Ilustração de Mariana Morais Santos

quinta-feira, 4 de abril de 2013


o senhor Vitorino perdeu o tino, sussurram as bocas
sem dentes. um desatino demitir-se, assim, de divino,
persistem os dentes fora das bocas. foi do piolho, grita o zarolho
do poleiro. foi da bicha, apita o moleiro no ribeiro.
o trejeito feminino do senhor Vitorino nunca me enganou,
rugiu de fininho o bailarino. pôs-se a jeito,
mugiu
o boi, foi o que foi.
o senhor Vitorino perdeu o tino, um desatino demitir-se de divino.

(Ilustração de Mariana Morais Santos)

quarta-feira, 3 de abril de 2013


o senhor Vitorino estugou o passo, a fim de ir
aos gambozinos. nem o zurro de um burro,
ióóóó-ióóó,
pelo caminho, que, diga-se, afligiu um estorninho,
abalou a expedição do senhor Vitorino. um submarino
vinha a jeito, disse para si o senhor Vitorino, que estugou
ainda mais o passo, a fim de ir aos gambozinos.

terça-feira, 2 de abril de 2013



um fino, um pires de amendoins e assente no livro,
pediu o senhor Vitorino ao taberneiro Justino.
isto não é a casa da mãe Joana, senhor
Vitorino, barafustou o taberneiro
Justino.
tem razão, mas a casa da mãe Joana é em contramão,
ripostou o senhor Vitorino. avio-lhe o fino, quanto aos amendoins
fale ali com o Pires, ataviou o taberneiro Justino, enquanto
dava uma descasca numa banana.

segunda-feira, 1 de abril de 2013



o casaco do senhor Vitorino tem um buraco fino
e um outro grosso na manga. foi da traça, que desgraça,
diz o senhor Vitorino. comprei-o a um marroquino,
novo, para os lados de Porto Covo,
o da música do Rui Veloso.
se fosse no punho, diz o testemunho,
era pior devido aos botões e os tostões
lá se iam pernas abaixo se fosse no bolso.
o casaco do senhor Vitorino tem um buraco fino
e um outro grosso na manga. foi da traça, uma desgraça
assim.


pela aldeia as bocas desdentadas falam na meia
do senhor Vitorino. está rota, a meia, dizem à boca cheia.
ele, o senhor Vitorino, não ouve, já disse o otorrino,
o mesmo que lhe deu cabo do pé de meia.
outra consulta, será que resulta, senhor doutor,
auscultava o senhor Vitorino. e o otorrino insistia,
senhor Vitorino, senhor Vitorino, quem é o otorrino.
não havia cura nem costura para tamanho
buraco,
e o senhor Vitorino pé de meia virou.
pela aldeia as bocas desdentadas falam na meia
do senhor Vitorino. está rota, a meia, dizem à boca cheia.

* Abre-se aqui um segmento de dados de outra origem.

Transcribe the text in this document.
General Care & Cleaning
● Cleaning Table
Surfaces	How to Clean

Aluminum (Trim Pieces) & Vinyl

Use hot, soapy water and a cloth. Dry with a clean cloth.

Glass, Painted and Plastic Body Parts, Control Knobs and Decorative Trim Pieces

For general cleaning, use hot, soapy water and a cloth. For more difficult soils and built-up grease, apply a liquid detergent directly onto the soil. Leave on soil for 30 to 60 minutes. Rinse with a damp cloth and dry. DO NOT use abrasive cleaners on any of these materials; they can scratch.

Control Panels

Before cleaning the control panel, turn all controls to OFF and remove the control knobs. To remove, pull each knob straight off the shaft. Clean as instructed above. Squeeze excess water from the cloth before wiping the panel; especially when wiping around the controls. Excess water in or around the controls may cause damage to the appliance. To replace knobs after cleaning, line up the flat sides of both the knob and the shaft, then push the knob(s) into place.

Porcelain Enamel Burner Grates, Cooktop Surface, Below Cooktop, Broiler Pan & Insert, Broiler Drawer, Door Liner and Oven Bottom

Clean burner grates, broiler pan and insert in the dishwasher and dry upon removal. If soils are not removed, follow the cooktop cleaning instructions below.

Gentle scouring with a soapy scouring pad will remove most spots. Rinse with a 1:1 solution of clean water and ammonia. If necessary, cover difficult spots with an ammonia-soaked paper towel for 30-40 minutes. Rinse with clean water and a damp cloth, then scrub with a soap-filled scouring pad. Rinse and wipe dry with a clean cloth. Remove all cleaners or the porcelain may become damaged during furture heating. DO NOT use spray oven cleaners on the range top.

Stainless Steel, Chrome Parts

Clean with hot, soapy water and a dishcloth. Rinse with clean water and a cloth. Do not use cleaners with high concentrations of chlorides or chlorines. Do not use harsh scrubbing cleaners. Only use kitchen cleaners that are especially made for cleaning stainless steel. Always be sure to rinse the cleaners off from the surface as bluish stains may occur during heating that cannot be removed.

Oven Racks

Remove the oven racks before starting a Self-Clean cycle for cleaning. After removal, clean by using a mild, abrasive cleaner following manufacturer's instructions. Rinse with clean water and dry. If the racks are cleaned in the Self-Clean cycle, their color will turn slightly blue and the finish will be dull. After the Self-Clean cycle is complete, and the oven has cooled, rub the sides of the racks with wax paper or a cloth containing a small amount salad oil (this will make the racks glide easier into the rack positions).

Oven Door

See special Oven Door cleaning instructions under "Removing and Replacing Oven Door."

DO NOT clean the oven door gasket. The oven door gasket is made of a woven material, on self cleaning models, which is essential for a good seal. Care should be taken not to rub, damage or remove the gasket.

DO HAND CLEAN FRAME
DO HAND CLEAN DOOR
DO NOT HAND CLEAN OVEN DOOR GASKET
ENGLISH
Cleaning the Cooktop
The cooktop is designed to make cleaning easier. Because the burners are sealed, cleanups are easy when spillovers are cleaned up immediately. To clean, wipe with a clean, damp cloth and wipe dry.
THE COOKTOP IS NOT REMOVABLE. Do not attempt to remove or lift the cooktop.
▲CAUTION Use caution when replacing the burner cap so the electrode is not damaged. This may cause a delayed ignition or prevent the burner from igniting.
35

o senhor Vitorino perdeu um canino, enquanto
comia uma fatia de melancia.
doravante,
os miúdos durante o recreio vão repetir:
deixou de fazer au au, passou a fazer miau miau,
o senhor Vitorino é agora um felino. enquanto
comia uma fatia de melancia,
o senhor Vitorino perdeu um canino.


senhor Vitorino, confirma ou desmente o assassino, pergunta
o agente Zeferino com hálito a pepino. não confirmo
nem desminto, mas que o Pinto lia o matutino,
lia,
assim que o tiro atingiu em cheio o Miro,
afirmou o senhor Vitorino. abrenúncio, atirou
o agente Zeferino com hálito a pepino. esse não o vi,
diz o senhor Vitorino, mas que o Pinto lia o matutino, lia.